Post by Ms. Kathy on Jun 21, 2004 10:32:41 GMT -6
Dr. Kenneth Jernigan
Teacher, Writer, Administrator
1926 to 1998
Copyright © 1990, 1999 by the National Federation of the Blind.
Dr. Kenneth Jernigan was a leader in the National Federation of the Blind for more than forty years. He was President from 1968 to 1977 and from 1978 to July 1986. Although Dr. Jernigan was no longer President of the Federation, he continued to be one of its principal leaders. He worked closely with the next President, Marc Maurer, and he continued to be loved and respected by tens of thousands--members and non-members of the Federation, both blind and sighted.
Born in 1926, Kenneth Jernigan grew up on a farm in central Tennessee. He received his elementary and secondary education at the school for the blind in Nashville. After high school Jernigan managed a furniture shop in Beech Grove, Tennessee, making all furniture and operating the business.

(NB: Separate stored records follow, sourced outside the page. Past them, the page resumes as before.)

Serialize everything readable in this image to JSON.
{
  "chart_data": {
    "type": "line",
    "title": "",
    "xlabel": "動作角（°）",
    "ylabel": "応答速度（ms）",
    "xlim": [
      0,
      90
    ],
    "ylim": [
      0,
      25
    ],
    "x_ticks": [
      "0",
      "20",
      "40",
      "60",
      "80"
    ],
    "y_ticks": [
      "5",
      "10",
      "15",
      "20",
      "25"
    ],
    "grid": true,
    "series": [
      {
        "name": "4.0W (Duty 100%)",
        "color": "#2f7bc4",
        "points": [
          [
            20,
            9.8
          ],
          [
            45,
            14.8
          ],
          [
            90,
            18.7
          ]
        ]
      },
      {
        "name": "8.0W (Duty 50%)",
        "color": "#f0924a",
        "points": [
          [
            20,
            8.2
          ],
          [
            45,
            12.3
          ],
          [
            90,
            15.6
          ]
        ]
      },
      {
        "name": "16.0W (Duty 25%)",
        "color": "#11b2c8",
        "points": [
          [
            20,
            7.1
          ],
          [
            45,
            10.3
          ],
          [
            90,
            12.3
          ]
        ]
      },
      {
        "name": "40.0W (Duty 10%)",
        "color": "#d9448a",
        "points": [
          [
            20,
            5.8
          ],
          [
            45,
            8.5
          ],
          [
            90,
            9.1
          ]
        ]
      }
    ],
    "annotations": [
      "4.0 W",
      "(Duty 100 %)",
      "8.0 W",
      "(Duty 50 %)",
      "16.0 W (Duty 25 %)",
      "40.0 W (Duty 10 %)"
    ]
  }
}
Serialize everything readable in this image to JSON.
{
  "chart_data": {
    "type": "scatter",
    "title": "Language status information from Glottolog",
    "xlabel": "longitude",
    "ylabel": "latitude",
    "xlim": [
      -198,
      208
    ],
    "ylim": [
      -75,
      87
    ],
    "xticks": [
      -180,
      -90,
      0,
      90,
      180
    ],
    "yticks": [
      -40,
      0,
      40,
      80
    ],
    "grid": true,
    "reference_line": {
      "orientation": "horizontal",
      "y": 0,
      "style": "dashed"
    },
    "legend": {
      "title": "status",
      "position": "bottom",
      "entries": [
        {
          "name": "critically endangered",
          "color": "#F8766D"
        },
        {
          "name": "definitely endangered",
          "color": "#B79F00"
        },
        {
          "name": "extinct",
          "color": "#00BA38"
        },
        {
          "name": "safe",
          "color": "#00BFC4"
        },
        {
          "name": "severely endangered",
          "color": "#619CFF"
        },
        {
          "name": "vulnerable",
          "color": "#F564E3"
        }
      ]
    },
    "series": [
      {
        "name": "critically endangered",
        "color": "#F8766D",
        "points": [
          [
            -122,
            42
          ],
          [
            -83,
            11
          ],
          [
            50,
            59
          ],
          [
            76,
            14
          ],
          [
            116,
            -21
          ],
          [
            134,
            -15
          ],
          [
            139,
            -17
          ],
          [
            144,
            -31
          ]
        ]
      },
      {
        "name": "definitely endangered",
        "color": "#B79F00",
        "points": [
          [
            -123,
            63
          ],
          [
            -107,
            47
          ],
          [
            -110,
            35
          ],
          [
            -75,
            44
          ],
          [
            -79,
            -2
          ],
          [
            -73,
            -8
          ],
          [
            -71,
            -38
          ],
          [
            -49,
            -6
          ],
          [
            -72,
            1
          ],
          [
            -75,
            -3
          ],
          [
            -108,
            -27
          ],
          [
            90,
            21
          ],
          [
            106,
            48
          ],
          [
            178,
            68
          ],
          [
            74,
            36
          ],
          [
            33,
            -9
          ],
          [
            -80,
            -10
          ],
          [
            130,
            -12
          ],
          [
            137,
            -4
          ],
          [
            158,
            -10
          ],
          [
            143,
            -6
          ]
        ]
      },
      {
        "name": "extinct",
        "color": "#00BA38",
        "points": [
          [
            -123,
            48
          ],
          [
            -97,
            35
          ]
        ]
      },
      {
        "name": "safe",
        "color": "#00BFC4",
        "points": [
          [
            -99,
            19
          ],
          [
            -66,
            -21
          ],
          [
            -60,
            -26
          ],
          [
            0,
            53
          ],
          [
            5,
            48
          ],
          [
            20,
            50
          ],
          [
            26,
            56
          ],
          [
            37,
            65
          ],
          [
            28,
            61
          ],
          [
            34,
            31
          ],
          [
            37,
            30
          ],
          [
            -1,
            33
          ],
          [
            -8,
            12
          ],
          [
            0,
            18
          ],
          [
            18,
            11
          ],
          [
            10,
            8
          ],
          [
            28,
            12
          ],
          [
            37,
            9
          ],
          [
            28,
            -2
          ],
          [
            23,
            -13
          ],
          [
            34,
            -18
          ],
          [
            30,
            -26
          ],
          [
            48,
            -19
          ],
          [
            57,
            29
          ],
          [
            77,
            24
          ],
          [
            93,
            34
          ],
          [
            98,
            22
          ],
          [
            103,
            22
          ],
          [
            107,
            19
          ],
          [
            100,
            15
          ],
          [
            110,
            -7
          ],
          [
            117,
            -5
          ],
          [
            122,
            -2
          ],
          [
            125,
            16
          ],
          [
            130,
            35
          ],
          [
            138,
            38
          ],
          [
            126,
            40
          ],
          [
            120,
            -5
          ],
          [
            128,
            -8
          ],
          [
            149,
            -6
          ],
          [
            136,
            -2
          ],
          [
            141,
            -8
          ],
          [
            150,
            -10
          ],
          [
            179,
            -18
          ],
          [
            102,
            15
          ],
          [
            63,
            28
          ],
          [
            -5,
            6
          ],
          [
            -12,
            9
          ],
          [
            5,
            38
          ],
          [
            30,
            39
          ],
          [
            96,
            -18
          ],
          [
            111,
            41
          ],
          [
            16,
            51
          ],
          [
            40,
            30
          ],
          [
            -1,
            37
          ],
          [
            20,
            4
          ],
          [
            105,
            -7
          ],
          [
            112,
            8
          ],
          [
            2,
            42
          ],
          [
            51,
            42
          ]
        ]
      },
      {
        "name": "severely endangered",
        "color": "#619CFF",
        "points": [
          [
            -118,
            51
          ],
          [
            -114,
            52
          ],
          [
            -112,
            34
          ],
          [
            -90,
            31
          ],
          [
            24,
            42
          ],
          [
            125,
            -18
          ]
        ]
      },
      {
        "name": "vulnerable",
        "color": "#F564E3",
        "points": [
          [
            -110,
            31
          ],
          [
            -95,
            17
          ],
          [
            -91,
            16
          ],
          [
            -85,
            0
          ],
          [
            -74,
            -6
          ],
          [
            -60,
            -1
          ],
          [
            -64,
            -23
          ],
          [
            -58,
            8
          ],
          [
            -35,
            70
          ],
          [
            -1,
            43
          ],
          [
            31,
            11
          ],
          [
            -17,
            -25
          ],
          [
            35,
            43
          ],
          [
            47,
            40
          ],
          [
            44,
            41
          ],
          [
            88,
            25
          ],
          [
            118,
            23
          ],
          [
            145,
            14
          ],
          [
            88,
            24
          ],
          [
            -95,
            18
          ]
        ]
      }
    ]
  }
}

In the fall of 1945 Jernigan matriculated at Tennessee Technological University in Cookeville. Active in campus affairs from the outset, he was soon elected to office in his class and to important positions in other student organizations. Jernigan graduated with honors in 1948 with a B.S. degree in Social Science. In 1949 he received a master's degree in English from Peabody College in Nashville, where he subsequently completed additional graduate study. While at Peabody he was a staff writer for the school newspaper, co-founder of an independent literary magazine, and a member of the Writers Club. In 1949 he received the Captain Charles W. Browne Award, at that time presented annually by the American Foundation for the Blind to the nation's outstanding blind student.
Jernigan then spent four years as a teacher of English at the Tennessee School for the Blind. During this period he became active in the Tennessee Association of the Blind (now the National Federation of the Blind of Tennessee). He was elected to the vice presidency of the organization in 1950 and to the presidency in 1951. In that position he planned the 1952 annual convention of the National Federation of the Blind, which was held in Nashville, and he has been planning national conventions for the Federation ever since. It was in 1952 that Jernigan was first elected to the N.F.B. Board of Directors.
Speaking at a convention of the National Federation of the Blind, Jernigan said of the organization and its philosophy (and also of his own philosophy):
"As we look ahead, the world holds more hope than gloom for us--and, best of all, the future is in our own hands. For the first time in history we can be our own masters and do with our lives what we will; and the sighted (as they learn who we are and what we are) can and will work with us as equals and partners. In other words we are capable of full membership in society, and the sighted are capable of accepting us as such--and, for the most part, they want to."
"We want no Uncle Toms--no sellouts, no apologists, no rationalizers; but we also want no militant hellraisers or unbudging radicals. One will hurt our cause as much as the other. We must win true equality in society, but we must not dehumanize ourselves in the process; and we must not forget the graces and amenities, the compassions and courtesies which comprise civilization itself and distinguish people from animals and life from existence."